We’ve written before about the kyusu before – a small, traditional Japanese teapot perfectly designed for brewing up sencha, konacha, gyokuro, and many other types of green tea. Kyusu have been around for centuries, having evolved from the Chinese Yixing teapot when Buddhist monks first brought tea into the country during the early Heian Period (794-1185 C.E.). As Japanese tea is hugely diverse in style and steeping requirements, the form of the kyusu has changed and adapted over time into several different subtypes: yokode kyusu, ushirode kyusu, uwade kyusu, or houhin. Although there may be some variation in the appearance of the kyusu depending on artisan or manufacturer, the word kyusu itself is still an umbrella term for any Japanese teapot of these four basic shapes. In this post, we’ll explore two of the most frequently seen kyusu in Japan: yokode and houhin.

Yokode no Kyusu

The simplicity of the Japanese Tea Ceremony has inspired other accessories.

Japanese Yokode Kyusu

Yokode kyusu are the most common type of kyusu used in Japanese tea preparation.
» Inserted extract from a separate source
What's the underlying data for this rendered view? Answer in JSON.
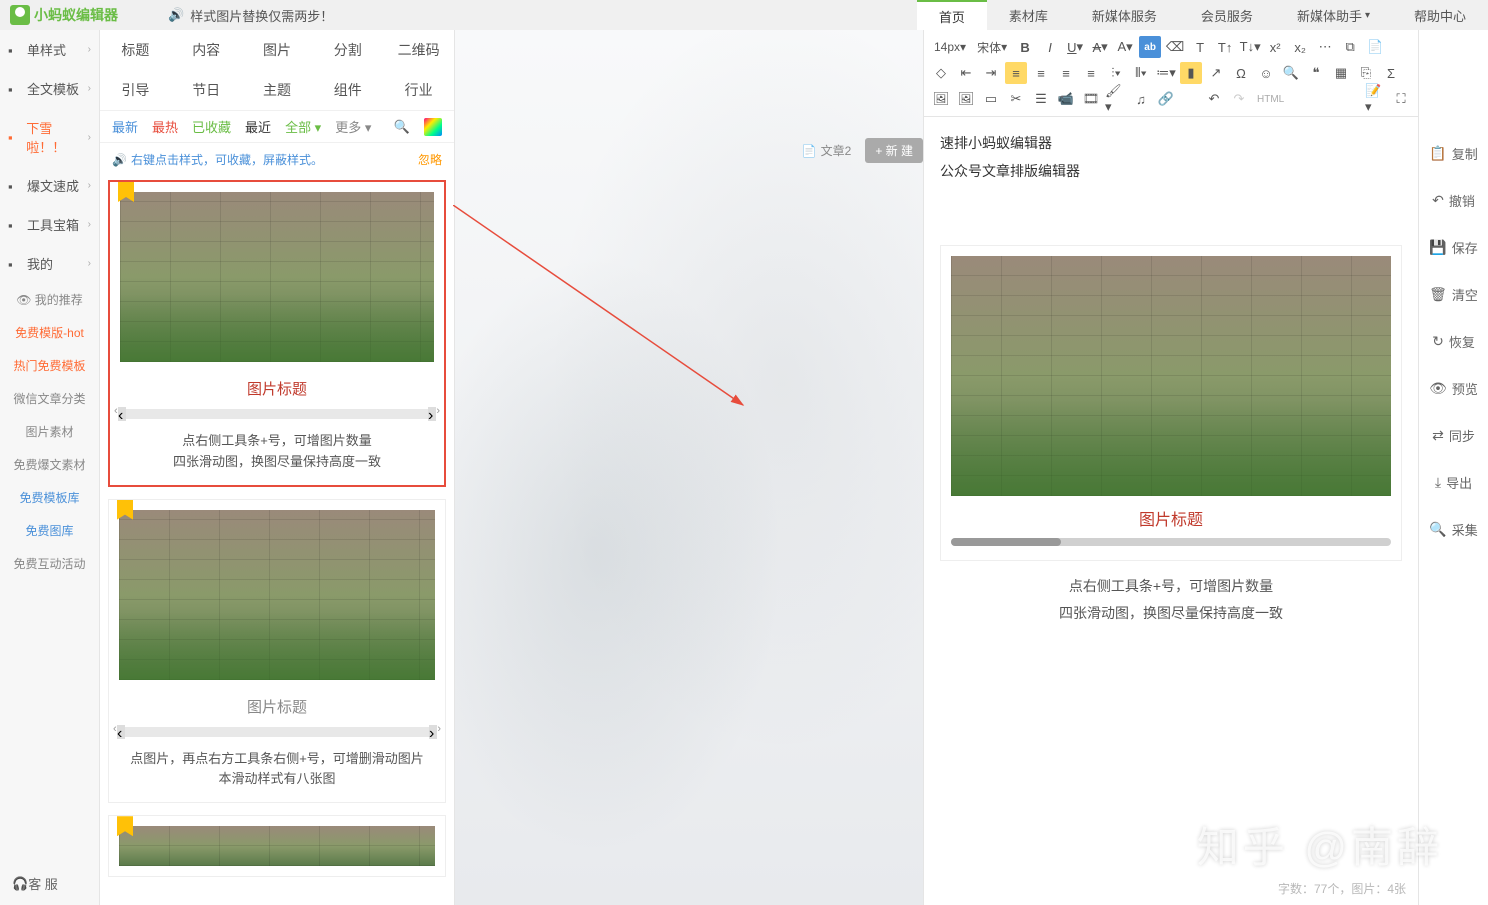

Its name reflects its appearance – “yokode” (横手の急須), meaning “on the side”, refers to the large, conical handle protruding from the right-hand side of the pot. This design allows the tea to be poured quickly and easily from a kneeling position, and is especially efficient when pouring small amounts into multiple cups. Yokode kyusu are suitable for most types of Japanese green teas, especially sencha. In fact, it was the rising popularity of sencha in the mid-Edo period (1603-1868 C.E.), that brought about a need for teaware specifically for brewing leaf, rather than powdered tea. Inspired by the leaf teas currently popular with Chinese Ming dynasty officials, early yokode kyusu were likely modeled after China’s purple clay Yixing teapots.

Houhin

Japanese Teapot with No Handles

Houhin ‘Treasure Chest’ Kyusu

Houhin (宝瓶), meaning “treasure chest”, is a small kyusu with a wide spout and no handle. It is usually used for steeping gyokuro and high-grade sencha, like shincha, as its shape and size allow for very quick, highly controlled steeping and pour times. Although these kyusu do not have handles, the low temperature at which these teas are steeped means that the pourer does not have to worry about burning their hands. Like yokode kyusu, houhin usage began in earnest during the mid-Edo period, as tea merchant and monk Baisao began to promote and popularize sencha and other whole leaf tea traditions. The houhin vessels we see today are likely a modified offshoot of the Chinese gaiwan. This is the type of kyusu that we here at Dominion Tea prefer to use when steeping our gyokuro, konacha, and shincha, as the fine filter and rapid pour allow us to brew these teas perfectly every time.